Participants will explore key methodologies in conversational AI, such as dialogue management, intent recognition, and natural language understanding. The tutorial will also address Human-Centered AI principles, emphasizing transparency, accountability, and ethical decision-making in AI interactions. Discussions will include best practices, real-world case studies, and challenges in deploying AI-driven communication systems.

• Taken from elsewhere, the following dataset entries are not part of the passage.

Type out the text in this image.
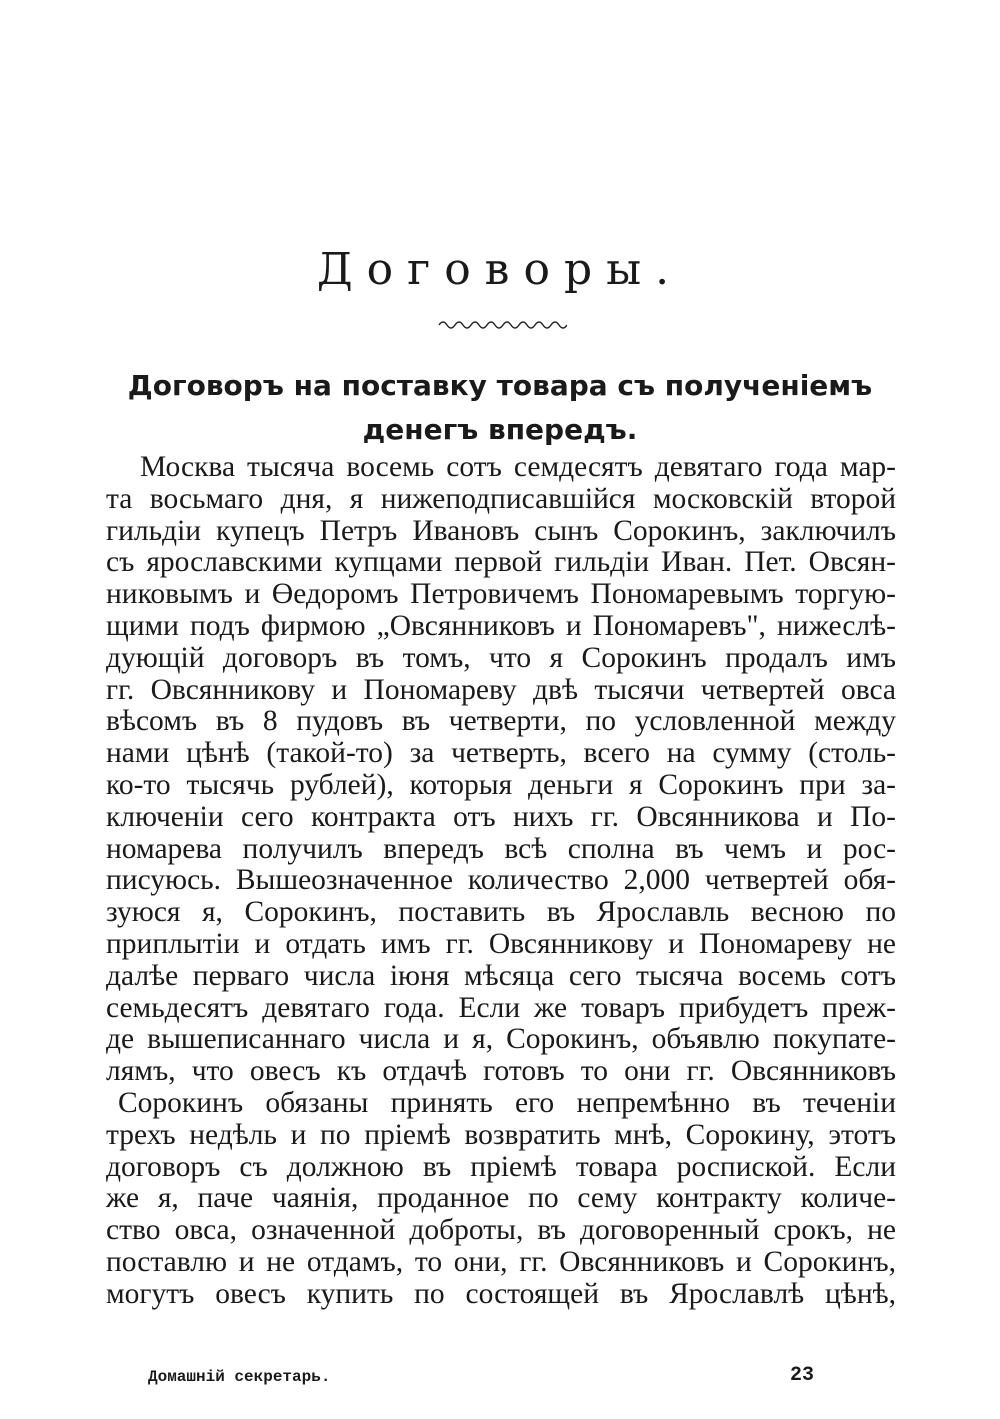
Договоры.
Договоръ на поставку товара съ полученіемъ денегъ впередъ.
Москва тысяча восемь сотъ семдесятъ девятаго года мар-
та восьмаго дня, я нижеподписавшійся московскій второй
гильдіи купецъ Петръ Ивановъ сынъ Сорокинъ, заключилъ
съ ярославскими купцами первой гильдіи Иван. Пет. Овсян-
никовымъ и Өедоромъ Петровичемъ Пономаревымъ торгую-
щими подъ фирмою „Овсянниковъ и Пономаревъ", нижеслѣ-
дующій договоръ въ томъ, что я Сорокинъ продалъ имъ
гг. Овсянникову и Пономареву двѣ тысячи четвертей овса
вѣсомъ въ 8 пудовъ въ четверти, по условленной между
нами цѣнѣ (такой-то) за четверть, всего на сумму (столь-
ко-то тысячь рублей), которыя деньги я Сорокинъ при за-
ключеніи сего контракта отъ нихъ гг. Овсянникова и По-
номарева получилъ впередъ всѣ сполна въ чемъ и рос-
писуюсь. Вышеозначенное количество 2,000 четвертей обя-
зуюся я, Сорокинъ, поставить въ Ярославль весною по
приплытіи и отдать имъ гг. Овсянникову и Пономареву не
далѣе перваго числа іюня мѣсяца сего тысяча восемь сотъ
семьдесятъ девятаго года. Если же товаръ прибудетъ преж-
де вышеписаннаго числа и я, Сорокинъ, объявлю покупате-
лямъ, что овесъ къ отдачѣ готовъ то они гг. Овсянниковъ
Сорокинъ обязаны принять его непремѣнно въ теченіи
трехъ недѣль и по пріемѣ возвратить мнѣ, Сорокину, этотъ
договоръ съ должною въ пріемѣ товара роспиской. Если
же я, паче чаянія, проданное по сему контракту количе-
ство овса, означенной доброты, въ договоренный срокъ, не
поставлю и не отдамъ, то они, гг. Овсянниковъ и Сорокинъ,
могутъ овесъ купить по состоящей въ Ярославлѣ цѣнѣ,
Домашній секретарь.	23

Participants will engage in hands-on exercises using industry-standard tools to prototype and evaluate conversational AI systems. The session will also address ethical concerns, bias mitigation, and responsible AI practices. By the end of the tutorial, attendees will acquire practical skills to develop user-friendly, ethical, and effective conversational AI solutions.
Methods4HHAI Tutorial
Description: Hybrid Intelligence (HI) is a rapidly growing field aiming at creating collaborative systems where humans and intelligent machines synergistically cooperate in mixed teams towards shared goals. A clear characterisation of the field is still missing, affecting not only standardisation of vocabularies and reuse of design choices, but also how the overall community can identify itself.
In this workshop, we will work toward gathering data to characterise Hybrid Human-Artificial Intelligence (HHAI) as a research field. In a hands-on session, participants will collaboratively analyse HHAI literature to identify common disciplinary backgrounds, existing and novel methodologies, and theoretical frameworks that are used in the community. Additionally,they will discuss such findings and try to identify interesting directions for the field in concept mapping session.